Where a payment from the Coronavirus Job Retention Scheme is used to fund earnings, the earnings of the employee will be taken into account in the calculation of entitlement to Universal Credit in the usual way. The intention being that payments to self-employed people and employees should mirror the way equivalent income is treated in Universal Credit.

These regulations also introduce an important easement which means that we will not automatically be closing claims where earnings exceed the claimant’s entitlement, thereby making it easier for awards of Universal Credit to be re-instated without the need for claimants to make a new claim. This also applies to people who are affected by the surplus earnings rules.

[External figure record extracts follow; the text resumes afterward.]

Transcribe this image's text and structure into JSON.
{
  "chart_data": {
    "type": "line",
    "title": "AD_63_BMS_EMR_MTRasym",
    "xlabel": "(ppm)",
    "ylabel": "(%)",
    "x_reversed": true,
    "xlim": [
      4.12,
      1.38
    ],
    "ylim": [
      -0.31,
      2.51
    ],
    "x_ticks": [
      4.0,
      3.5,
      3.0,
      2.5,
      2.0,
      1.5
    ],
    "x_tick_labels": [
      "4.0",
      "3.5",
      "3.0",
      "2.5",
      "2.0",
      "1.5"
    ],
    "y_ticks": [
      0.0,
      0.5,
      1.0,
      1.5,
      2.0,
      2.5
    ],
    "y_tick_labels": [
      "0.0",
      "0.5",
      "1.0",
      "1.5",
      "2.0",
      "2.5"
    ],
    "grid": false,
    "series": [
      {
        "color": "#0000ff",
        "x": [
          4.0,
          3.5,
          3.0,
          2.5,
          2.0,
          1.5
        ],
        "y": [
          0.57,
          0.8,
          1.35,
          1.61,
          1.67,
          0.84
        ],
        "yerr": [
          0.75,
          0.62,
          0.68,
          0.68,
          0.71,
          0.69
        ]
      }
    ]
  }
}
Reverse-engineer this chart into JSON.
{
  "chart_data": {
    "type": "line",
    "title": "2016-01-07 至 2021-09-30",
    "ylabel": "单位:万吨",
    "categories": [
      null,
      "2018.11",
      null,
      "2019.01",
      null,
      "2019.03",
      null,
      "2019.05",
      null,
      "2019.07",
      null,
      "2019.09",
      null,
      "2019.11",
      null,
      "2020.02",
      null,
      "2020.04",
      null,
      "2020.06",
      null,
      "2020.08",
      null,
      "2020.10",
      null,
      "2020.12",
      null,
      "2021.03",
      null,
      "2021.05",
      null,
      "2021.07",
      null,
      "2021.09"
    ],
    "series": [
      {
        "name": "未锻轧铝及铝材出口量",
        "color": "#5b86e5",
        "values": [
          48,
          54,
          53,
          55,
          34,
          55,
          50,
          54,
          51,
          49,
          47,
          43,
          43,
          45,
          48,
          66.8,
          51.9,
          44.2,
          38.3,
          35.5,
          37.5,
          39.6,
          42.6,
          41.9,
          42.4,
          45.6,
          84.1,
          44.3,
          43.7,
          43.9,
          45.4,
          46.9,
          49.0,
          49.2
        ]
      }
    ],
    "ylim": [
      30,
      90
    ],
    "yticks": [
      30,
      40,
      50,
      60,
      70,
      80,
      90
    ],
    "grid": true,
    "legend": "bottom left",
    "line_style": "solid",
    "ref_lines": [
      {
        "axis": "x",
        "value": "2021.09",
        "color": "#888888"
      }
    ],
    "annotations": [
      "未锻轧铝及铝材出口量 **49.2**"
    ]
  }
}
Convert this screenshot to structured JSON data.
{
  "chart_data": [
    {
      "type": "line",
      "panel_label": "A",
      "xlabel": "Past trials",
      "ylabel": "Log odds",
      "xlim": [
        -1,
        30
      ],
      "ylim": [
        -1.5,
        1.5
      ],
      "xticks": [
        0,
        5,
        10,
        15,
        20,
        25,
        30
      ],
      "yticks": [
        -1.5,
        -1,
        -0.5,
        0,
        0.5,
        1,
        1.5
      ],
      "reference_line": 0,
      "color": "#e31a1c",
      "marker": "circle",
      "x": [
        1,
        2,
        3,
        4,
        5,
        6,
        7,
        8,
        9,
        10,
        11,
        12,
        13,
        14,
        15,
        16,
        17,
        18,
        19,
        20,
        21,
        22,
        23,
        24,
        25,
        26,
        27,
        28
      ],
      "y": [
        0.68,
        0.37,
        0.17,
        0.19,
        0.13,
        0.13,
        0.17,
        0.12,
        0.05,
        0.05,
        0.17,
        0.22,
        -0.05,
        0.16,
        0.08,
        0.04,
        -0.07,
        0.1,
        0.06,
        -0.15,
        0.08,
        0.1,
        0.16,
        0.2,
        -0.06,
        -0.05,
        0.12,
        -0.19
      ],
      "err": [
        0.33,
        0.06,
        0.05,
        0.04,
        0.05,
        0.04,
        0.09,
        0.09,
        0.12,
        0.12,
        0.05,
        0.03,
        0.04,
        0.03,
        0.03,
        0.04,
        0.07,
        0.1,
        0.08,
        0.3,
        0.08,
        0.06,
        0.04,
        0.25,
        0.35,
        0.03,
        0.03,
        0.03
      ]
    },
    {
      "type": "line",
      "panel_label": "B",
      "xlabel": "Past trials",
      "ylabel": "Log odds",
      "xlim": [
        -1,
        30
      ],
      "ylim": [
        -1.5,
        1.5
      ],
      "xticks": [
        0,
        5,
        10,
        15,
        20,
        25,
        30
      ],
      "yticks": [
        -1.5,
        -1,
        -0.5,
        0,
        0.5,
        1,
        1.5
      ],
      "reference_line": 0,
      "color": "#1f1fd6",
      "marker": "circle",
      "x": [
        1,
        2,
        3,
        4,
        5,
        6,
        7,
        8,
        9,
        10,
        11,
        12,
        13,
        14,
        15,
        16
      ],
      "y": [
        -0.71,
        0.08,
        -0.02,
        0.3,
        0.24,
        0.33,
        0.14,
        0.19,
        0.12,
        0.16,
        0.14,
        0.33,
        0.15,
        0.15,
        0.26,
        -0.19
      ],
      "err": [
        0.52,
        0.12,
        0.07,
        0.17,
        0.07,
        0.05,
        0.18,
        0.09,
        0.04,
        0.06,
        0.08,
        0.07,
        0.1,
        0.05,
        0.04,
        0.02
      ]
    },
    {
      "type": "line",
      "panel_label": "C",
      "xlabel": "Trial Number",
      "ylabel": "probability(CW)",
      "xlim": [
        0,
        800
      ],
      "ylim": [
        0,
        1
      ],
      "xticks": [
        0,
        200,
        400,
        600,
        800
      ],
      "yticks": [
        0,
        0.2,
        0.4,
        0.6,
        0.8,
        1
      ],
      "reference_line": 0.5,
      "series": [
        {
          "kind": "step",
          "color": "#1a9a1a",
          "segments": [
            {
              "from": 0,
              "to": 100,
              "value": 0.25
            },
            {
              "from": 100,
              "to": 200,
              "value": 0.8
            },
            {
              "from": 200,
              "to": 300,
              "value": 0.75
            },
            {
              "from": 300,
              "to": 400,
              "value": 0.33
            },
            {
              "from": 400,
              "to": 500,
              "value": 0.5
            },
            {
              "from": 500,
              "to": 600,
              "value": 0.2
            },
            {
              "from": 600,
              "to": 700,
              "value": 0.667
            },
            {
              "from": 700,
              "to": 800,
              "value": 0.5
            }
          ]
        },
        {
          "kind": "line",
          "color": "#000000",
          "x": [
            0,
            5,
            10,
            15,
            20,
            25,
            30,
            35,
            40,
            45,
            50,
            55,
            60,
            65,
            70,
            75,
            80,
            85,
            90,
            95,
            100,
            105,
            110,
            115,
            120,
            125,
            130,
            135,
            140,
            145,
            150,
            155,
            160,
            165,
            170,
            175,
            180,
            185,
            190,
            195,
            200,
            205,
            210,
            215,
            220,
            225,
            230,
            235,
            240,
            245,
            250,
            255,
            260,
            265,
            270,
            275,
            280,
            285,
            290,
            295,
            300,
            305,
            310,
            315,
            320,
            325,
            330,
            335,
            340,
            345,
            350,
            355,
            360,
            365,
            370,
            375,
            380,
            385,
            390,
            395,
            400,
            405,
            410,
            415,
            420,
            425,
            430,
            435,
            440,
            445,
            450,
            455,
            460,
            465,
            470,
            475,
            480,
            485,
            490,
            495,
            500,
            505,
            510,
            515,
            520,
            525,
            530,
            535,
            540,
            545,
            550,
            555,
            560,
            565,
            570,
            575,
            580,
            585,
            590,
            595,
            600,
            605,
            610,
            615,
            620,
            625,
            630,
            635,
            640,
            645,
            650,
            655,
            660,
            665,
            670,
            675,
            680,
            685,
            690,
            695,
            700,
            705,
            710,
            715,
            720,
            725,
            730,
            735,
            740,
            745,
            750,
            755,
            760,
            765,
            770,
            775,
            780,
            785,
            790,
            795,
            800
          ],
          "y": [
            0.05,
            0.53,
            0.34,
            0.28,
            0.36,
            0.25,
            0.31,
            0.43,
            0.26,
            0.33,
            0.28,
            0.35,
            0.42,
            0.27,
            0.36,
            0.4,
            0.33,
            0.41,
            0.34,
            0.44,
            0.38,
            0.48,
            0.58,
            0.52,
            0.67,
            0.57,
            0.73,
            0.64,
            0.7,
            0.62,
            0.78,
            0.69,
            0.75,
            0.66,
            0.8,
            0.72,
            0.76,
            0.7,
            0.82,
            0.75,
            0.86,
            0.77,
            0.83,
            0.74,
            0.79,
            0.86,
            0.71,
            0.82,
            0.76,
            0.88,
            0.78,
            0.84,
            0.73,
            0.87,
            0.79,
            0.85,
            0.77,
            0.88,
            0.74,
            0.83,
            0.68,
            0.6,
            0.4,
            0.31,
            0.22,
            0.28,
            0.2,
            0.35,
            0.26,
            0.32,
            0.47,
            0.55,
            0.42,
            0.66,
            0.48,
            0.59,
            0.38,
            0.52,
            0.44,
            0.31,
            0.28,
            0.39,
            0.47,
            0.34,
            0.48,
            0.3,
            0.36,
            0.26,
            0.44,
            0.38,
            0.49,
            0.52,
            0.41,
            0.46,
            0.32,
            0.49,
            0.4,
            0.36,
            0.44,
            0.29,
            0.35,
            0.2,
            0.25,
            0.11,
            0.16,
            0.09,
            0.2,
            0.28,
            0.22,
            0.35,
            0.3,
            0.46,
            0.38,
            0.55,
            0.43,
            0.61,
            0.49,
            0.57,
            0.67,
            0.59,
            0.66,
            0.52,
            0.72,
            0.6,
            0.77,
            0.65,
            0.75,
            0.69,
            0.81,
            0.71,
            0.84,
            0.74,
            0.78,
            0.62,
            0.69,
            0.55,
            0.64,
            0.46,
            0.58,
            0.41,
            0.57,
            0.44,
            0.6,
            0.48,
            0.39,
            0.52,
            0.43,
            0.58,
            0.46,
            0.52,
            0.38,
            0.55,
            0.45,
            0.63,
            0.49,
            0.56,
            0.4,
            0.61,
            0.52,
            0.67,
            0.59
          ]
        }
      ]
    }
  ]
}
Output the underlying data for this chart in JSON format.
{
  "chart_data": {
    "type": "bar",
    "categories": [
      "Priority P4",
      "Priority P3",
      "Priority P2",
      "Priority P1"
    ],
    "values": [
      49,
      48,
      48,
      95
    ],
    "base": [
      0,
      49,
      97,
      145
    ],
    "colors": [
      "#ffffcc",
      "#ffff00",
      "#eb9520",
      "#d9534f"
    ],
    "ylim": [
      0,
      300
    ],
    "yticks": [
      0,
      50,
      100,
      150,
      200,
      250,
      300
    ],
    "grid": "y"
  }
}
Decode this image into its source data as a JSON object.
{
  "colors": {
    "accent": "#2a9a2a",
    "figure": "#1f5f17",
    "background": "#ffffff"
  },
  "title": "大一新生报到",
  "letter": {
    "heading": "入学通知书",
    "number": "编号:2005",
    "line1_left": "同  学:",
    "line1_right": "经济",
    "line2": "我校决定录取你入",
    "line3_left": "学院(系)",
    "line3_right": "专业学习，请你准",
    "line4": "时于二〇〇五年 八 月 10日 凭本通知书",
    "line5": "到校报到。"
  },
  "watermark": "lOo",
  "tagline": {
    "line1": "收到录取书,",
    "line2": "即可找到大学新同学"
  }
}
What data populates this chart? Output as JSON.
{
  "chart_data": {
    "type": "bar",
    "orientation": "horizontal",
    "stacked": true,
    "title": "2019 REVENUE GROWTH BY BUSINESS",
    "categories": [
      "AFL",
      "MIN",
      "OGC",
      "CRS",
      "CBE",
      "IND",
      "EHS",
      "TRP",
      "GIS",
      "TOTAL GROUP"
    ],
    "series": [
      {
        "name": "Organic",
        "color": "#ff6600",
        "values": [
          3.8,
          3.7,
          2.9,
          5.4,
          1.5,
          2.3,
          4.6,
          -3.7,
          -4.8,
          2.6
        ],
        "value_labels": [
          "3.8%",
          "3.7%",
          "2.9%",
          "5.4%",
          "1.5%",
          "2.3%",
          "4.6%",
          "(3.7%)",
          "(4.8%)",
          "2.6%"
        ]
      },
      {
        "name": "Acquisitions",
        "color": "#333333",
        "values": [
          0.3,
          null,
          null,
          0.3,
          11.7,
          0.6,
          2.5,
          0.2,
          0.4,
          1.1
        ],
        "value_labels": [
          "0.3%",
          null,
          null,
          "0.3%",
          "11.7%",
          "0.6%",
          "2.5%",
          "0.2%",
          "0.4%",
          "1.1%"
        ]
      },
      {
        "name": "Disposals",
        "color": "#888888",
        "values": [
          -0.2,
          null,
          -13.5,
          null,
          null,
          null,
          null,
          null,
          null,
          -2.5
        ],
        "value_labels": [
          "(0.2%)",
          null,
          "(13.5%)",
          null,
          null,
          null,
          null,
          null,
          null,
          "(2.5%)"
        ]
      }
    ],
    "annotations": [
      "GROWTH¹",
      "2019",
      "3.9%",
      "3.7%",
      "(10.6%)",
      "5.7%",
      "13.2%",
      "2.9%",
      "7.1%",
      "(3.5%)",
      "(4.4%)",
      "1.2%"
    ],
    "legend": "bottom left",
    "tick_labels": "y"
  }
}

We recognise that the unprecedented increase in Universal Credit claims has been challenging but the robust design of the system has stood up to the challenge. Given the easements in place and the current level of the de minimis, we believe that the system will cope with the small proportion of claims that may be affected by a surplus – typically less than one per cent of those with earnings. The system is automated and should provide appropriate details of the surplus in the claimant’s statement. This feature allows claimants to know where they stand.

Over the coming months we will be reviewing the operation of the surplus policy to see whether changes are needed.

Yours Sincerely

Neil Couling
Director General, Change
6th Floor, Caxton House
Tothill Street
London
SW1A 9NA

[email protected]

  1. See latest Universal Credit statistics and Management Information published on 19 May 2020.